The Washington Court of Appeals agreed that the comment k instruction that was given properly and completely described the duty of a manufacturer of unavoidably unsafe products:

Under the WPLA and case law, the risk utility and consumer expectations tests are used to determine whether a manufacturer is strictly liable and do not apply to a negligence design defect claim under comment k.
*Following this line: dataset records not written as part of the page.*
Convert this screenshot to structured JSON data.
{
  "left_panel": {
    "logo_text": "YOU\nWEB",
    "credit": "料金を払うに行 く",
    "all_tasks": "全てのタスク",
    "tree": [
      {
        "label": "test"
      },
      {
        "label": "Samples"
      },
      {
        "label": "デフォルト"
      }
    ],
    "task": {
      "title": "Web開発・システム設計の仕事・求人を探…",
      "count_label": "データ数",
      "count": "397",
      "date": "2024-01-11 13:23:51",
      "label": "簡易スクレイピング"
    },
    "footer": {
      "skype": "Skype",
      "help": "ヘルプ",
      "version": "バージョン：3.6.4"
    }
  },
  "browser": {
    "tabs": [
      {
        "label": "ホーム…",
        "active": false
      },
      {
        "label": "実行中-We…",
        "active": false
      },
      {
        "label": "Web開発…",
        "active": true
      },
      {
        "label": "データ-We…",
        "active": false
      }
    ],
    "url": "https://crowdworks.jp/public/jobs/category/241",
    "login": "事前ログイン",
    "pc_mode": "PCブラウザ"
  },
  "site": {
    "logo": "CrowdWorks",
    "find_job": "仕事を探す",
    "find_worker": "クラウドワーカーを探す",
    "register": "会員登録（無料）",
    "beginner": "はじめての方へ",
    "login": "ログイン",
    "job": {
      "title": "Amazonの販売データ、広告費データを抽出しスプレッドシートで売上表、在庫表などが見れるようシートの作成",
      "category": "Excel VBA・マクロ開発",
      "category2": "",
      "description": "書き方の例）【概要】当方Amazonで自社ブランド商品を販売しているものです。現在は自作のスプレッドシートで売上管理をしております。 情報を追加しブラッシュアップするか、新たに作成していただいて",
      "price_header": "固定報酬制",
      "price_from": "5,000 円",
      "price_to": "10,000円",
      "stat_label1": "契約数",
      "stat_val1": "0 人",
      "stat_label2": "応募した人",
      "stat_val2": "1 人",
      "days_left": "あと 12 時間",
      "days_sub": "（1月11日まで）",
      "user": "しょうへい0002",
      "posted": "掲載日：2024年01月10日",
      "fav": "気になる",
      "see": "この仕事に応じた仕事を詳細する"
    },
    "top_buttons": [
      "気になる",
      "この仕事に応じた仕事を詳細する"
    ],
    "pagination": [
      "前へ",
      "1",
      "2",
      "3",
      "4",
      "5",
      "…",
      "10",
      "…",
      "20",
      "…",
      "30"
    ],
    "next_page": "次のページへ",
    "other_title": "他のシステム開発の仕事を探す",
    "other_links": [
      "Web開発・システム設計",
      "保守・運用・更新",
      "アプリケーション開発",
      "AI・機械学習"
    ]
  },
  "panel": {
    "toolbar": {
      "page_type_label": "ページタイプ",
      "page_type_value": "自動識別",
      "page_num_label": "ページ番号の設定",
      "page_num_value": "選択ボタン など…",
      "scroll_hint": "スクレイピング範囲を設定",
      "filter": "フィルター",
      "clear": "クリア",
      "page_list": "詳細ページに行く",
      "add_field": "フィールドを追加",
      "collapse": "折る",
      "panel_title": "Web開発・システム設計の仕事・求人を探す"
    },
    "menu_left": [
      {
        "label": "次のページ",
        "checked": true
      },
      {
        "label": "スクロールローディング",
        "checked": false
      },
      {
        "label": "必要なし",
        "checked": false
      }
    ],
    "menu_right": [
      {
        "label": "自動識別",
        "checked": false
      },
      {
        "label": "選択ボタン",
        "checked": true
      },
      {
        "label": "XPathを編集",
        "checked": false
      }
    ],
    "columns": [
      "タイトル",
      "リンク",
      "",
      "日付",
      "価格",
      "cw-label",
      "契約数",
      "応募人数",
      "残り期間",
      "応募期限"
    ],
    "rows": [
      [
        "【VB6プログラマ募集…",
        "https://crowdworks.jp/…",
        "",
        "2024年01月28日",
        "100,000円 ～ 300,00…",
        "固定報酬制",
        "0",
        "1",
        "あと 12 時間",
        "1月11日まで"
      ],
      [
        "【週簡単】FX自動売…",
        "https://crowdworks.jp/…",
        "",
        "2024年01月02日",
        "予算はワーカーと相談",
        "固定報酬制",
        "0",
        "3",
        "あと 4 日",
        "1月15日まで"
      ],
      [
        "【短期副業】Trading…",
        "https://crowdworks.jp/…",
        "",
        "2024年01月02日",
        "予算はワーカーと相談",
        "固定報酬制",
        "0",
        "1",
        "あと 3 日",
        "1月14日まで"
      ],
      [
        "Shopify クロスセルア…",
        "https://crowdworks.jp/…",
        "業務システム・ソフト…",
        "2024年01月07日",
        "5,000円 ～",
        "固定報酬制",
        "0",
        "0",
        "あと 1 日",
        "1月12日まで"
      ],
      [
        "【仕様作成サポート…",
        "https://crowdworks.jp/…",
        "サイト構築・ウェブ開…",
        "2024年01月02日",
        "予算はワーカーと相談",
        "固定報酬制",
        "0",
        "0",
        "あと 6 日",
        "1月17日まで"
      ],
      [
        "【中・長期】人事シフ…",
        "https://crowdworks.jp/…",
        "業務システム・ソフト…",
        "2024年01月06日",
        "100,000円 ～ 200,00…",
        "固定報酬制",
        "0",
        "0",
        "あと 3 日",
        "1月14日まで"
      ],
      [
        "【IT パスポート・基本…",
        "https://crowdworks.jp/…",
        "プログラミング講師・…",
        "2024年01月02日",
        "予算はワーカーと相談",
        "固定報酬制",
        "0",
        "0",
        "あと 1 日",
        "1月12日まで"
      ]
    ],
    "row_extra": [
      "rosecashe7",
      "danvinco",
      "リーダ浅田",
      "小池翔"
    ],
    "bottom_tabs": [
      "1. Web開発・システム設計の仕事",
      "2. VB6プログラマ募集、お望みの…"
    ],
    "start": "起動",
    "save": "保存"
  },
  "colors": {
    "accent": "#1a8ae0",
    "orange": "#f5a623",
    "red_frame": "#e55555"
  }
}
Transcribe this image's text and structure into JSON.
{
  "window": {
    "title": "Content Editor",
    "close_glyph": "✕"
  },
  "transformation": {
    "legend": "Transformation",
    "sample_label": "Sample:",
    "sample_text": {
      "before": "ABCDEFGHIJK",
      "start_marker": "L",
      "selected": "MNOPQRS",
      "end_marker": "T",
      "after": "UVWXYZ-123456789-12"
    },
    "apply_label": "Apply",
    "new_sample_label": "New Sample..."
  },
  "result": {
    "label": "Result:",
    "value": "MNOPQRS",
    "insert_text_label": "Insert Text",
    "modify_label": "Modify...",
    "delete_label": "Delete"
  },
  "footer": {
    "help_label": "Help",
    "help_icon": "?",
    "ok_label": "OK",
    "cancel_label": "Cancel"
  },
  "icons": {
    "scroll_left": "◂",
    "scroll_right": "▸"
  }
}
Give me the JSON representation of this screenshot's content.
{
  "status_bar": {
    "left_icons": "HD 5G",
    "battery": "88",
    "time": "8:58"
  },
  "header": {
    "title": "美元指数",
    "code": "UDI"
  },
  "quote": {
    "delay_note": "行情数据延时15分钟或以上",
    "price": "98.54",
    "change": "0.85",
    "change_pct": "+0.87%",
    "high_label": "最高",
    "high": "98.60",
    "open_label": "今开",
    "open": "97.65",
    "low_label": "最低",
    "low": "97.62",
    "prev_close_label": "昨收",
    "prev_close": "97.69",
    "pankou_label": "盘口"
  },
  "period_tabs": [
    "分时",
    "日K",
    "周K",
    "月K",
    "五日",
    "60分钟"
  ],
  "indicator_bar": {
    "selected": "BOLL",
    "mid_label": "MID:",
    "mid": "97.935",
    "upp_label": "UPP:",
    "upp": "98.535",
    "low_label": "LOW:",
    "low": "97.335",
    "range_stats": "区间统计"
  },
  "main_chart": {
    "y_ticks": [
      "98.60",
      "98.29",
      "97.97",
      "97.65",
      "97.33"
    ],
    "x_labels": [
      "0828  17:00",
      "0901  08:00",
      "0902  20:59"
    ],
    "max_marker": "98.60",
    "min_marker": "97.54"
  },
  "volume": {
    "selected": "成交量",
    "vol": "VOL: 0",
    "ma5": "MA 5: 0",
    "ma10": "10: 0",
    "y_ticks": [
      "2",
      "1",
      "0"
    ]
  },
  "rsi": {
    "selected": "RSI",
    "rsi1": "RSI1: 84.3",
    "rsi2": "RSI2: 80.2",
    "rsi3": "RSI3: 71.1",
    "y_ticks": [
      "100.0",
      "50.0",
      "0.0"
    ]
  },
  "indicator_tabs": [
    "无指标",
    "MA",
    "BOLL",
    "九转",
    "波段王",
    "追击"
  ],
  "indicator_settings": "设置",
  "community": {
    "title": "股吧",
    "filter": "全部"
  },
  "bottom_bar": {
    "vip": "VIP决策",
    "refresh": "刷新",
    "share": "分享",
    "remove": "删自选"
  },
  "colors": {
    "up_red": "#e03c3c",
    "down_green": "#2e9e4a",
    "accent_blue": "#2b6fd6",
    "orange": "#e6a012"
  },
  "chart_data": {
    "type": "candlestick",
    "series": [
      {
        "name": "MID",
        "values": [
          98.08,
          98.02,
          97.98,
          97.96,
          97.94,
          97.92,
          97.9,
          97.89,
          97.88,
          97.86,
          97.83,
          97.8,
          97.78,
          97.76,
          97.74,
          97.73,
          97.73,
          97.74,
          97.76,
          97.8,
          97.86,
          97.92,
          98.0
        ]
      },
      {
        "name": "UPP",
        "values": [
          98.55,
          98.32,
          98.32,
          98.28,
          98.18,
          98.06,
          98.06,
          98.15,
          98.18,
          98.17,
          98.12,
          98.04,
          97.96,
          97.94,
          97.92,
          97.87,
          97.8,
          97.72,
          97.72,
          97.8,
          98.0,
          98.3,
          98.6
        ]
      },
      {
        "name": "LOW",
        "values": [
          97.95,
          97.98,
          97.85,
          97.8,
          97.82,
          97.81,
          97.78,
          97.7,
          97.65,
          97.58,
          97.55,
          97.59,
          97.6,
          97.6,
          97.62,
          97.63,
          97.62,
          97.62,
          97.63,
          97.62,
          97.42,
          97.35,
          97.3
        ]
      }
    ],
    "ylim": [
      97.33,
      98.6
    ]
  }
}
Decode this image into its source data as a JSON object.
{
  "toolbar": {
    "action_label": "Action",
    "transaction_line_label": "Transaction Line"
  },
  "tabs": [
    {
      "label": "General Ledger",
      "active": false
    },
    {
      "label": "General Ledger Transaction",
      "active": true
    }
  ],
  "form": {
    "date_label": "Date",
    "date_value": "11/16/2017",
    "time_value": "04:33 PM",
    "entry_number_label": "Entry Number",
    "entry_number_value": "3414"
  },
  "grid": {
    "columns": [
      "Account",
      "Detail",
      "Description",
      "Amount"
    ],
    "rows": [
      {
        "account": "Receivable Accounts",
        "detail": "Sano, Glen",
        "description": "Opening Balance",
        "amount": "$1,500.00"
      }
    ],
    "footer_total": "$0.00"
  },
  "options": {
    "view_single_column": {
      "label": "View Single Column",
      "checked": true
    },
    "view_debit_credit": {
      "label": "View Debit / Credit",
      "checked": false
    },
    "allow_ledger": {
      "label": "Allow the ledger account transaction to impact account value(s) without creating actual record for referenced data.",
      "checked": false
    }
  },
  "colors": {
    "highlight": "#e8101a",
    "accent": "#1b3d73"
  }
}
And contrary to the assertion of [plaintiff], the Comment K Negligence Instruction addresses the factors the jury should consider in determining whether a medical device manufacturer used reasonable care to design a medical device that is reasonably safe.

Id. at *44.

We applaud the appellate court for adhering to the original interpretation of comment k and keeping the focus on the warnings.  Allowing either the risk-utility or the consumer expectation test to creep into prescription drug and device cases is very dangerous.  Permitting the former in the context of an FDA-approved drug or device is tantamount to allowing a jury to toss away the FDA’s conclusion in approving the product that its benefits outweigh its risks.  As for the consumer-expectation test, drugs and medical devices are the epitome of “complex” products as to which an “ordinary consumer” would have no expectations.  That is precisely why plaintiffs are limited to warning defect claims in these cases.

Back to other interesting k comments, did you know that potassium is the seventh-most abundant element in the Earth’s crust?  Or that Special K has a limited autumn edition flavor –Apple Cinnamon Crunch?